Chair umpire Carlos Ramos assessed Williams a warning for receiving illegal coaching from the players' box, but she told Ramos the action was not warranted.
"I don't cheat to win," she said. "I'd rather lose."
Williams was later slapped with a second warning for slamming her racket on the ground in frustration. That warning carried a point penalty.
The 23-time Grand Slam champion was then hit with a game penalty for verbal abuse of Ramos.
"You owe me an apology," Williams was overheard telling Ramos on the ESPN broadcast, per Eurosport. "I have never cheated in my life. I have a daughter and I stand for what is right and I have never cheated."

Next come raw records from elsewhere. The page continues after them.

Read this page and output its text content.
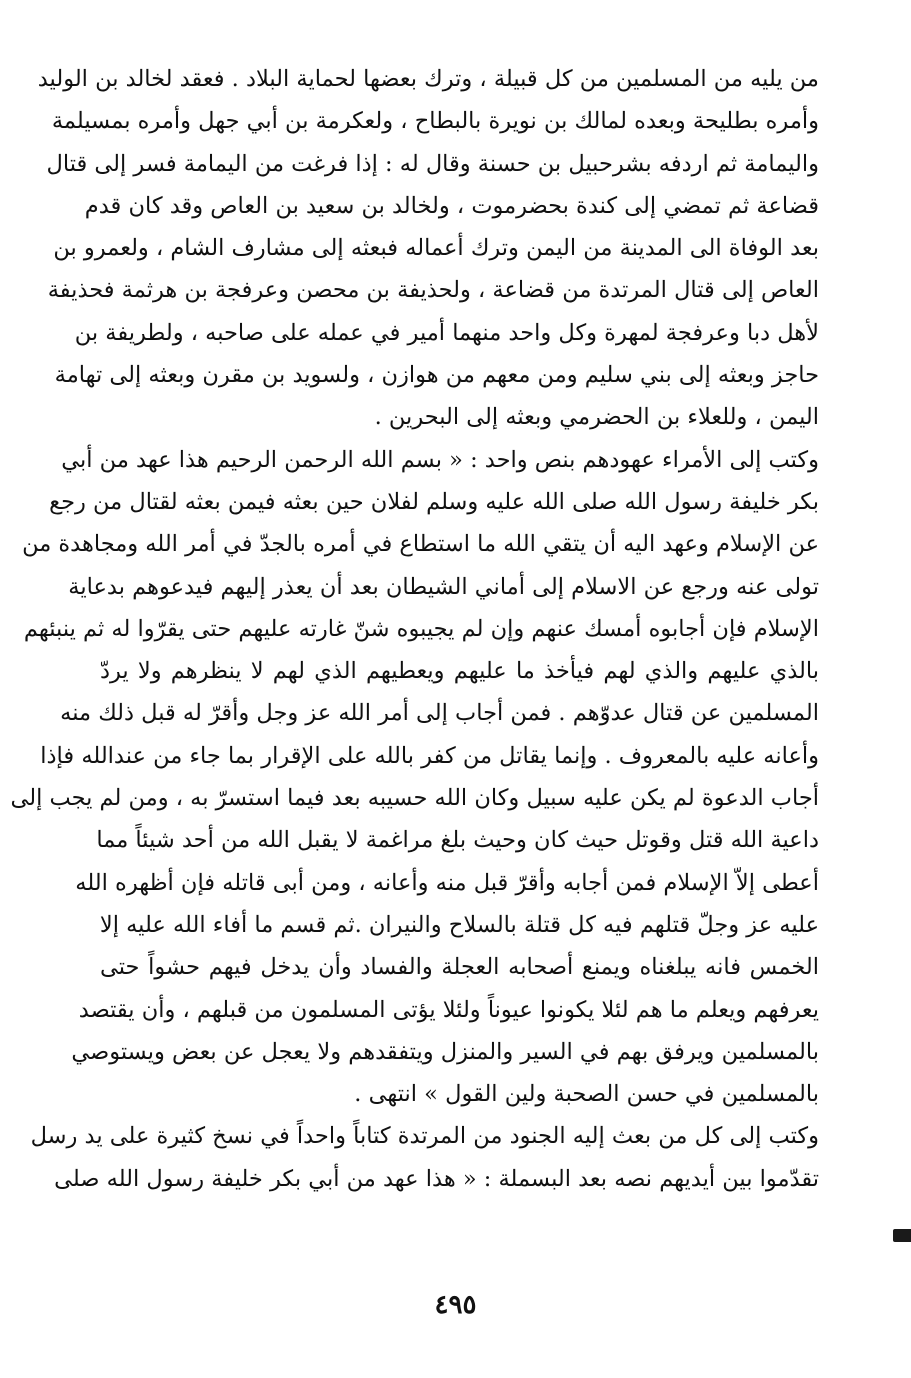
من يليه من المسلمين من كل قبيلة ، وترك بعضها لحماية البلاد . فعقد لخالد بن الوليد
وأمره بطليحة وبعده لمالك بن نويرة بالبطاح ، ولعكرمة بن أبي جهل وأمره بمسيلمة
واليمامة ثم اردفه بشرحبيل بن حسنة وقال له : إذا فرغت من اليمامة فسر إلى قتال
قضاعة ثم تمضي إلى كندة بحضرموت ، ولخالد بن سعيد بن العاص وقد كان قدم
بعد الوفاة الى المدينة من اليمن وترك أعماله فبعثه إلى مشارف الشام ، ولعمرو بن
العاص إلى قتال المرتدة من قضاعة ، ولحذيفة بن محصن وعرفجة بن هرثمة فحذيفة
لأهل دبا وعرفجة لمهرة وكل واحد منهما أمير في عمله على صاحبه ، ولطريفة بن
حاجز وبعثه إلى بني سليم ومن معهم من هوازن ، ولسويد بن مقرن وبعثه إلى تهامة
اليمن ، وللعلاء بن الحضرمي وبعثه إلى البحرين .
وكتب إلى الأمراء عهودهم بنص واحد : « بسم الله الرحمن الرحيم هذا عهد من أبي
بكر خليفة رسول الله صلى الله عليه وسلم لفلان حين بعثه فيمن بعثه لقتال من رجع
عن الإسلام وعهد اليه أن يتقي الله ما استطاع في أمره بالجدّ في أمر الله ومجاهدة من
تولى عنه ورجع عن الاسلام إلى أماني الشيطان بعد أن يعذر إليهم فيدعوهم بدعاية
الإسلام فإن أجابوه أمسك عنهم وإن لم يجيبوه شنّ غارته عليهم حتى يقرّوا له ثم ينبئهم
بالذي عليهم والذي لهم فيأخذ ما عليهم ويعطيهم الذي لهم لا ينظرهم ولا يردّ
المسلمين عن قتال عدوّهم . فمن أجاب إلى أمر الله عز وجل وأقرّ له قبل ذلك منه
وأعانه عليه بالمعروف . وإنما يقاتل من كفر بالله على الإقرار بما جاء من عندالله فإذا
أجاب الدعوة لم يكن عليه سبيل وكان الله حسيبه بعد فيما استسرّ به ، ومن لم يجب إلى
داعية الله قتل وقوتل حيث كان وحيث بلغ مراغمة لا يقبل الله من أحد شيئاً مما
أعطى إلاّ الإسلام فمن أجابه وأقرّ قبل منه وأعانه ، ومن أبى قاتله فإن أظهره الله
عليه عز وجلّ قتلهم فيه كل قتلة بالسلاح والنيران .ثم قسم ما أفاء الله عليه إلا
الخمس فانه يبلغناه ويمنع أصحابه العجلة والفساد وأن يدخل فيهم حشواً حتى
يعرفهم ويعلم ما هم لئلا يكونوا عيوناً ولئلا يؤتى المسلمون من قبلهم ، وأن يقتصد
بالمسلمين ويرفق بهم في السير والمنزل ويتفقدهم ولا يعجل عن بعض ويستوصي
بالمسلمين في حسن الصحبة ولين القول » انتهى .
وكتب إلى كل من بعث إليه الجنود من المرتدة كتاباً واحداً في نسخ كثيرة على يد رسل
تقدّموا بين أيديهم نصه بعد البسملة : « هذا عهد من أبي بكر خليفة رسول الله صلى
٤٩٥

Mouratoglou chimed in with his thoughts once Osaka emerged with a 6-2, 6-4 win to capture her first career Grand Slam:
"I know that everybody was cheering for her," Osaka said, according to the Guardian's Bryan Armen Graham. "I'm sorry it had to end like this. I just want to say thank you for watching the match."
Williams, who was fighting through tears on the podium, added that she wanted the spotlight to be on Osaka.
"I don't wanna do questions," she said, per SB Nation's Whitney McIntosh. "...I just wanna say she did well and this is her first Grand Slam... Let's make this the best moment we can, we'll get through it... Let's not boo anymore."